Menuju konten utama

DPR Desak Pemerintah Klarifikasi Penjarahan Bangkai Kapal Perang

Klarifikasi pemerintah penting untuk menjaga citra Indonesia.

DPR Desak Pemerintah Klarifikasi Penjarahan Bangkai Kapal Perang
Ilustrasi Kapal Perang HMAS Perth

tirto.id - DPR mendesak Pemerintah Indonesia merespons permintaan klarifikasi Pemerintah Belanda tentang penjarahan bangkai kapal perang milik sejumlah negara di perairan tanah air. Hal ini penting untuk menjaga citra Indonesia di dunia internasional.

"Saya pikir harus segera diklarifikasi, ya. Apalagi kalau di laporannya itu [serial investigasi Tirto] ada indikasi keterlibatan pemerintah.

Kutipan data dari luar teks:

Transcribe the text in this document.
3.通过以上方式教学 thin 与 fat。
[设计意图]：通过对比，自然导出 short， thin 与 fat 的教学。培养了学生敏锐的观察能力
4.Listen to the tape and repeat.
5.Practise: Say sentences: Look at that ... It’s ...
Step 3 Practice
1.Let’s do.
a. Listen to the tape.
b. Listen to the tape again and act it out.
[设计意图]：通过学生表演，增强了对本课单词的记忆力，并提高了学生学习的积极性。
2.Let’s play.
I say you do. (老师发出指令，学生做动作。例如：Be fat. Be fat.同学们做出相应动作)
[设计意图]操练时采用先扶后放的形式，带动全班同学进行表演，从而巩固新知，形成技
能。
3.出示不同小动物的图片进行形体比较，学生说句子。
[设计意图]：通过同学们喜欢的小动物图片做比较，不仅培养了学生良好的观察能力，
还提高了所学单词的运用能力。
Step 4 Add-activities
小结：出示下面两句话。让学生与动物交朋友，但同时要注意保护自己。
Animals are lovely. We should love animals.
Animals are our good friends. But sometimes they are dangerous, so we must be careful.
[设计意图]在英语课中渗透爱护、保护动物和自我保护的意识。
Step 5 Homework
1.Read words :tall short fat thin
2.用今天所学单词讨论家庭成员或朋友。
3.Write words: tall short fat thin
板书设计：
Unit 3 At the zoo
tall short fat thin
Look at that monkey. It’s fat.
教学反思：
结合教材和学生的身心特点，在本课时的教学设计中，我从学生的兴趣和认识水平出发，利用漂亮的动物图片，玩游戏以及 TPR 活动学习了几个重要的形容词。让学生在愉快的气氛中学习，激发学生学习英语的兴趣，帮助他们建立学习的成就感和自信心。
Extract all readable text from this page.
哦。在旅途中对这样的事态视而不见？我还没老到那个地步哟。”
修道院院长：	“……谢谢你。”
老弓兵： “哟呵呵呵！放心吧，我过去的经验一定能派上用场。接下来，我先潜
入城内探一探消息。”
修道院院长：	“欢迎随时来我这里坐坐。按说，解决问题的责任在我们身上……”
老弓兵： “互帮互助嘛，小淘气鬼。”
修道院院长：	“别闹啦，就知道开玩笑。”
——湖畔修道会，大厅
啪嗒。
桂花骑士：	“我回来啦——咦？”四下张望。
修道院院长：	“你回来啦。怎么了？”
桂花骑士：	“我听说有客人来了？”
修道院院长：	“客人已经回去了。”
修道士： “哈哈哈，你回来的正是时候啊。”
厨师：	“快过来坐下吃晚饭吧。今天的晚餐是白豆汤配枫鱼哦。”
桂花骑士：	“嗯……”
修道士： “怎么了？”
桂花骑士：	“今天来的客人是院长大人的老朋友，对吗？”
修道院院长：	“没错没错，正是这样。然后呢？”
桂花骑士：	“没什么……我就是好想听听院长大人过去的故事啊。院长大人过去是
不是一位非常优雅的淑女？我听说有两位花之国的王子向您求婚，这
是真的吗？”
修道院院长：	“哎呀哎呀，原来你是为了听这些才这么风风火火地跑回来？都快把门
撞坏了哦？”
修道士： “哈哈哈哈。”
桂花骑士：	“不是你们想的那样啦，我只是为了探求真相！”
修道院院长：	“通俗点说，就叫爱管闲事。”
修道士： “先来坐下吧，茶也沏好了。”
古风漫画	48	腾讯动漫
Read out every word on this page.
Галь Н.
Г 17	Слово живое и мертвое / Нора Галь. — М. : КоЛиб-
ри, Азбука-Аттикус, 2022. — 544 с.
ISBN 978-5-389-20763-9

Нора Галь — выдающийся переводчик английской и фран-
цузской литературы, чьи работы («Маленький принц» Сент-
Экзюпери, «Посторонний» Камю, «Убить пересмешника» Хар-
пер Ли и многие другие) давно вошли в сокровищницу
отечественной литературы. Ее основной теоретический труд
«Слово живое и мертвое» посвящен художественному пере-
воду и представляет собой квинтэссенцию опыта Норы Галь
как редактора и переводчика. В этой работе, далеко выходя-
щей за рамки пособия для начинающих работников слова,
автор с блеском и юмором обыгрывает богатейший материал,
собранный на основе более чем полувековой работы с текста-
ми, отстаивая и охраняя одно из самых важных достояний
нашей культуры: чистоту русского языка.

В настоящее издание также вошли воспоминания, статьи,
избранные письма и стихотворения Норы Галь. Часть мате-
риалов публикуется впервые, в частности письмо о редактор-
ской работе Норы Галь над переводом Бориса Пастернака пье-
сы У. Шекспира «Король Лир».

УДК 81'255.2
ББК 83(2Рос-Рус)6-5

Supaya tidak jadi preseden buruk buat Indonesia," kata anggota Komisi I DPR Charles Honoris kepada Tirto, Rabu (24/1/2018).

Charles menilai wajar permintaan Pemerintah Belanda. Sebab sejumlah kapal perang yang hilang dijarah dari perairan Indonesia adalah milik mereka. Seperti kapal HNLMS De Ruyter, HNLMS Java, dan HNLMS Korternaer.

"Jadi pemerintah Indonesia harus bisa memberikan keterangan keberadaan bangkai kapal tersebut kalau Belanda meminta. Kalau hilang, harus bisa menjelaskan ke mana hilangnya," ujar Charles.

Politikus PDI Perjuangan ini menyinggung Joint Expert Meeting I dan II antara pemerintah Indonesia dan Belanda. Menurutnya, segala komitmen yang telah tercapai dalam kedua pertemuan tersebut dan seluruh hasilnya harus bisa dipertanggungjawabkan kepada pemerintah Belanda.

"Termasuk adanya fakta baru harus diklarifikasi," kata Charles.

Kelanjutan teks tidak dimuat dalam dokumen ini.